Page:Tolstoï - Anna Karénine, 1910, tome 2.djvu/384

Le texte de cette page a été corrigé et est conforme au fac-similé.


— Par habitude, pour entretenir des relations, par une sorte d’obligation morale ; j’y joins aussi une question d’intérêt personnel : mon gendre a besoin d’un coup d’épaule, il faut tâcher de l’aider à obtenir une place… Mais pourquoi des personnages comme ceux-ci y viennent-ils ? — et il indiqua l’orateur dont le ton aigre avait frappé Levine pendant les débats qui précédèrent le vote.

— C’est une génération nouvelle de gentilshommes.

— Pour être nouveaux, ils le sont, mais peut-on compter parmi les gentilshommes ceux qui attaquent les droits de la noblesse ?

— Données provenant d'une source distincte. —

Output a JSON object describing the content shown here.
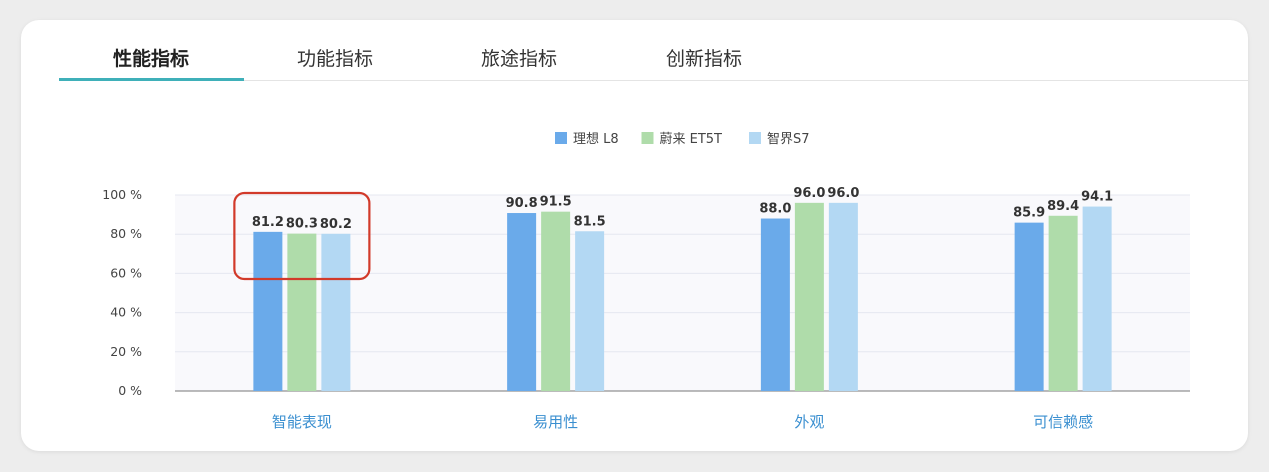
{
  "tabs": [
    {
      "label": "性能指标",
      "active": true
    },
    {
      "label": "功能指标",
      "active": false
    },
    {
      "label": "旅途指标",
      "active": false
    },
    {
      "label": "创新指标",
      "active": false
    }
  ],
  "chart_data": {
    "type": "bar",
    "categories": [
      "智能表现",
      "易用性",
      "外观",
      "可信赖感"
    ],
    "series": [
      {
        "name": "理想 L8",
        "color": "#6aaaea",
        "values": [
          81.2,
          90.8,
          88.0,
          85.9
        ]
      },
      {
        "name": "蔚来 ET5T",
        "color": "#afdcaa",
        "values": [
          80.3,
          91.5,
          96.0,
          89.4
        ]
      },
      {
        "name": "智界S7",
        "color": "#b3d8f3",
        "values": [
          80.2,
          81.5,
          96.0,
          94.1
        ]
      }
    ],
    "yticks": [
      "0 %",
      "20 %",
      "40 %",
      "60 %",
      "80 %",
      "100 %"
    ],
    "ylim": [
      0,
      100
    ],
    "grid": true,
    "legend_position": "top-center",
    "highlight_category": "智能表现",
    "highlight_color": "#d23a2a"
  }
}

— Puisque, selon vous, c’est une institution tombée en désuétude ?…

— Il y a des institutions vieillies qui doivent être respectées et traitées doucement. Nous ne valons peut-être pas grand’chose, mais nous n’en avons pas moins duré mille ans. Supposez que vous traciez un nouveau jardin : irez-vous couper l’arbre séculaire qui s’est attardé sur votre terrain ? Non, vous tracerez vos allées et vos corbeilles de fleurs de façon à garder intact le vieux chêne ; celui-là ne repousserait pas en un an. Eh bien et vos affaires à vous !

— Elles ne sont pas brillantes, et me donnent tout au plus 5 pour 100.

— Sans compter vos peines, qui vaudraient cependant bien aussi une rémunération. — Je vous en dirai autant, trop heureux si j’ai mes 5 pour 100.